After a full day, we pulled into our rv park for the evening. We stayed at Toutle River Mt. St. Helen’s RV park. Oma was able to do laundry at the campground laundromat and we were able to top off the truck camper’s batteries with electric hookups. We also did a fill on our propane tank (the only tank fill we had to do on our trip) and now we’re ready to head to the ocean and the Olympic National Park.
The next day was beachside camping at Pacific Beach State Park. We only could get one night on the beach, so that’s all we planned on. It was a busy and crowded park. The shoreline was so far out and the sand was almost black. We did a couple of beach walks but there weren’t too many shells to be had. The next morning, Coda and I did another beach walk while Opa was tending to an important phone call. I found two beautifully intact sand dollars. Woohoo! A great find to add to my sea shell collection. But Opa’s phone call was not good news. We made a decision to head back home as quickly as we could and that meant leaving right now.
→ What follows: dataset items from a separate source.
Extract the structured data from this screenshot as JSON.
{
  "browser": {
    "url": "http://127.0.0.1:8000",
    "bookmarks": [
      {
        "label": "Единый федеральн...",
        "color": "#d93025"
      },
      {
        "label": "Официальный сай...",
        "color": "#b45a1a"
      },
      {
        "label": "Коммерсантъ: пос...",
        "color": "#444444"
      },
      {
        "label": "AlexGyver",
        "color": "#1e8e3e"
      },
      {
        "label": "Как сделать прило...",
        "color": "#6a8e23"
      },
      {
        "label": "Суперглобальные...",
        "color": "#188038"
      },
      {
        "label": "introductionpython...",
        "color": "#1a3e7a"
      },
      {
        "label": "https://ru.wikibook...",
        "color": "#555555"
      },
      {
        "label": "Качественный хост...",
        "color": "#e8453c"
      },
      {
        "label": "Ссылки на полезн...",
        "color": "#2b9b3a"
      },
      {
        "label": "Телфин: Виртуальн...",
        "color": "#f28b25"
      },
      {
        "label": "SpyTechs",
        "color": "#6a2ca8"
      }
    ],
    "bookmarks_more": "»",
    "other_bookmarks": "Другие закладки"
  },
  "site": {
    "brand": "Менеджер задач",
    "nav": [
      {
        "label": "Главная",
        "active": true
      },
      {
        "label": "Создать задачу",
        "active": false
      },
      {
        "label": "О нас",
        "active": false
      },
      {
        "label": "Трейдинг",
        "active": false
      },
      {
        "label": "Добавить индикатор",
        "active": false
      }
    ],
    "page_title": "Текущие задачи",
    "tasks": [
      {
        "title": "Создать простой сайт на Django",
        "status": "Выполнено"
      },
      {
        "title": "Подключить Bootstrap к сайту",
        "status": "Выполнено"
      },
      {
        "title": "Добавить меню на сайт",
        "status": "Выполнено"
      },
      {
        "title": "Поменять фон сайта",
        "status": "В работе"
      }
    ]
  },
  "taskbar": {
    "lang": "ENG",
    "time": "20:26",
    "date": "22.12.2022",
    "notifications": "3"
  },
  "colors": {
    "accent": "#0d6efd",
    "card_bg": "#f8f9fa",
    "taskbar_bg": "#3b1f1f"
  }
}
So we started the long haul back, putting in many hours of driving each day and boon-docking at Walmarts. We spent one morning having a lovely breakfast with a dear friend in Wallace, Idaho whom we had met camping while in New Mexico a year and a half earlier. Other than that, we made a bee line to get home. I guess the Olympic National Park was still not meant to be. I’m looking forward to getting there some day.
In reflection, we had a great time trying to get to the Olympic National Park. We enjoyed the spontaneity that we could have by traveling in the truck camper. There was much less urgency to get reservations. We did a lot of one night stands, a lot of boon-docking, and we always had our fur babies with us. Lunchtime was more fun because we usually pulled over in nice spots, opened the camper with the slide out, and our pets enjoyed a nice leisurely rest as well as we did. It was easier to get campsites at the last minute because we could fit into a lot more spots. I loved our time in our truck camper. But I’m not ready to give up the fifth-wheel either. I guess we’ll just take turns in them.
I thoroughly enjoyed this blog, getting out the atlas and following your route- some places where we have been and many where we have not. Glad you were able to see so many beautiful places and hopefully Olympic National Park is still on your horizon.